Horizontal, sans horizon,
Sans désir et point désirable,
Tu dors enfin d’un sommeil stable1547.
Dans les recueils de l’âge mûr, il n’hésitera pas davantage à jouer très ostensiblement sur la polysémie de certains mots, dont le verbe dire :
Venez-vous m’aider à finir
Avec ce délicat sourire
Qui veut tout dire sans le dire ?1548

et l’adjectif clair :

Le soleil n’a plus rien à nous dire de clair1549.

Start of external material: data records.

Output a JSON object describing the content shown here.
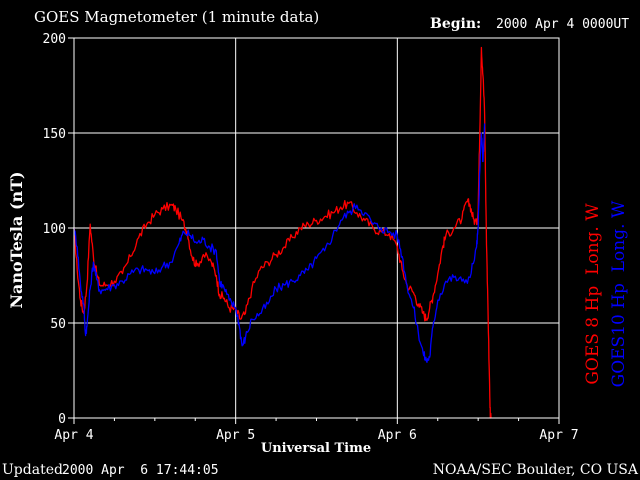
{
  "header": {
    "title": "GOES Magnetometer (1 minute data)",
    "begin_label": "Begin:",
    "begin_value": "2000 Apr 4 0000UT"
  },
  "footer": {
    "updated_label": "Updated",
    "updated_value": "2000 Apr  6 17:44:05",
    "credit": "NOAA/SEC Boulder, CO USA"
  },
  "colors": {
    "background": "#000000",
    "frame": "#ffffff",
    "grid": "#ffffff",
    "goes8": "#ff0000",
    "goes10": "#0000ff"
  },
  "chart_data": {
    "type": "line",
    "title": "GOES Magnetometer (1 minute data)",
    "xlabel": "Universal Time",
    "ylabel": "NanoTesla (nT)",
    "x_unit": "days since 2000 Apr 4 0000UT",
    "xlim": [
      0,
      3
    ],
    "ylim": [
      0,
      200
    ],
    "xticks": [
      {
        "value": 0,
        "label": "Apr 4"
      },
      {
        "value": 1,
        "label": "Apr 5"
      },
      {
        "value": 2,
        "label": "Apr 6"
      },
      {
        "value": 3,
        "label": "Apr 7"
      }
    ],
    "yticks": [
      {
        "value": 0,
        "label": "0"
      },
      {
        "value": 50,
        "label": "50"
      },
      {
        "value": 100,
        "label": "100"
      },
      {
        "value": 150,
        "label": "150"
      },
      {
        "value": 200,
        "label": "200"
      }
    ],
    "grid": true,
    "legend_position": "right (vertical)",
    "series": [
      {
        "name": "GOES 8 Hp  Long. W",
        "color": "#ff0000",
        "points": [
          [
            0.0,
            100
          ],
          [
            0.02,
            78
          ],
          [
            0.04,
            62
          ],
          [
            0.06,
            55
          ],
          [
            0.08,
            70
          ],
          [
            0.1,
            102
          ],
          [
            0.12,
            85
          ],
          [
            0.14,
            76
          ],
          [
            0.16,
            70
          ],
          [
            0.2,
            70
          ],
          [
            0.25,
            72
          ],
          [
            0.3,
            76
          ],
          [
            0.35,
            85
          ],
          [
            0.4,
            95
          ],
          [
            0.45,
            102
          ],
          [
            0.5,
            107
          ],
          [
            0.55,
            110
          ],
          [
            0.6,
            112
          ],
          [
            0.63,
            110
          ],
          [
            0.67,
            104
          ],
          [
            0.7,
            98
          ],
          [
            0.73,
            85
          ],
          [
            0.76,
            80
          ],
          [
            0.8,
            86
          ],
          [
            0.85,
            82
          ],
          [
            0.88,
            75
          ],
          [
            0.9,
            65
          ],
          [
            0.93,
            63
          ],
          [
            0.96,
            58
          ],
          [
            1.0,
            57
          ],
          [
            1.03,
            52
          ],
          [
            1.06,
            55
          ],
          [
            1.1,
            68
          ],
          [
            1.15,
            78
          ],
          [
            1.2,
            82
          ],
          [
            1.25,
            86
          ],
          [
            1.3,
            90
          ],
          [
            1.35,
            95
          ],
          [
            1.4,
            100
          ],
          [
            1.45,
            102
          ],
          [
            1.5,
            104
          ],
          [
            1.55,
            106
          ],
          [
            1.6,
            108
          ],
          [
            1.65,
            111
          ],
          [
            1.7,
            113
          ],
          [
            1.75,
            108
          ],
          [
            1.8,
            104
          ],
          [
            1.85,
            100
          ],
          [
            1.9,
            98
          ],
          [
            1.95,
            97
          ],
          [
            2.0,
            90
          ],
          [
            2.03,
            78
          ],
          [
            2.06,
            70
          ],
          [
            2.1,
            66
          ],
          [
            2.13,
            60
          ],
          [
            2.16,
            55
          ],
          [
            2.18,
            52
          ],
          [
            2.2,
            58
          ],
          [
            2.22,
            64
          ],
          [
            2.25,
            76
          ],
          [
            2.28,
            90
          ],
          [
            2.3,
            96
          ],
          [
            2.35,
            100
          ],
          [
            2.4,
            105
          ],
          [
            2.43,
            114
          ],
          [
            2.45,
            112
          ],
          [
            2.47,
            105
          ],
          [
            2.49,
            102
          ],
          [
            2.5,
            110
          ],
          [
            2.51,
            150
          ],
          [
            2.52,
            195
          ],
          [
            2.53,
            180
          ],
          [
            2.54,
            160
          ],
          [
            2.545,
            130
          ],
          [
            2.55,
            100
          ],
          [
            2.56,
            60
          ],
          [
            2.57,
            20
          ],
          [
            2.575,
            0
          ],
          [
            2.58,
            0
          ]
        ]
      },
      {
        "name": "GOES10 Hp  Long. W",
        "color": "#0000ff",
        "points": [
          [
            0.0,
            100
          ],
          [
            0.02,
            90
          ],
          [
            0.04,
            70
          ],
          [
            0.06,
            60
          ],
          [
            0.07,
            45
          ],
          [
            0.08,
            48
          ],
          [
            0.1,
            68
          ],
          [
            0.12,
            82
          ],
          [
            0.14,
            73
          ],
          [
            0.16,
            67
          ],
          [
            0.2,
            68
          ],
          [
            0.25,
            70
          ],
          [
            0.3,
            72
          ],
          [
            0.35,
            76
          ],
          [
            0.4,
            78
          ],
          [
            0.45,
            78
          ],
          [
            0.5,
            76
          ],
          [
            0.55,
            80
          ],
          [
            0.6,
            82
          ],
          [
            0.65,
            92
          ],
          [
            0.68,
            98
          ],
          [
            0.72,
            96
          ],
          [
            0.76,
            92
          ],
          [
            0.8,
            94
          ],
          [
            0.84,
            90
          ],
          [
            0.88,
            88
          ],
          [
            0.9,
            72
          ],
          [
            0.93,
            68
          ],
          [
            0.96,
            62
          ],
          [
            1.0,
            58
          ],
          [
            1.02,
            50
          ],
          [
            1.04,
            38
          ],
          [
            1.06,
            42
          ],
          [
            1.1,
            52
          ],
          [
            1.15,
            55
          ],
          [
            1.2,
            60
          ],
          [
            1.25,
            68
          ],
          [
            1.3,
            70
          ],
          [
            1.35,
            72
          ],
          [
            1.4,
            75
          ],
          [
            1.45,
            78
          ],
          [
            1.5,
            84
          ],
          [
            1.55,
            88
          ],
          [
            1.6,
            96
          ],
          [
            1.65,
            104
          ],
          [
            1.7,
            108
          ],
          [
            1.75,
            112
          ],
          [
            1.8,
            108
          ],
          [
            1.85,
            102
          ],
          [
            1.9,
            100
          ],
          [
            1.95,
            98
          ],
          [
            2.0,
            96
          ],
          [
            2.03,
            85
          ],
          [
            2.06,
            70
          ],
          [
            2.1,
            58
          ],
          [
            2.13,
            45
          ],
          [
            2.16,
            34
          ],
          [
            2.18,
            30
          ],
          [
            2.2,
            32
          ],
          [
            2.22,
            48
          ],
          [
            2.25,
            62
          ],
          [
            2.3,
            72
          ],
          [
            2.35,
            74
          ],
          [
            2.4,
            72
          ],
          [
            2.45,
            74
          ],
          [
            2.49,
            90
          ],
          [
            2.5,
            100
          ],
          [
            2.51,
            130
          ],
          [
            2.52,
            150
          ],
          [
            2.53,
            135
          ],
          [
            2.54,
            155
          ]
        ]
      }
    ]
  }
}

Bref, le paradoxe fonctionne ici comme le « bon mot » selon Greimas :

‘ [Il] élève au niveau de la conscience les variations des isotopies du discours, variations qu’on fait semblant de camoufler, en même temps, par la présence du terme connecteur.1550
Notes
1544.

« Arbres malgré les événements... », La Fable du monde, p. 385.

1545.

Art. « Syllepse de sens », op. cit., p. 434.

1546.

P. 71. Les exemples qui suivent, tirés de textes discursifs, montrent que l’analyse de Greimas ne s’applique pas qu’au récit.

1547.

« Tu mourus de pansympathie... », Poèmes, p. 75.

1548.

« Madame », Oublieuse mémoire, p. 491.

1549.

« Compagnons du silence, il est temps de partir... », 1939-1945, p. 441.

1550.

Op. cit., p. 71.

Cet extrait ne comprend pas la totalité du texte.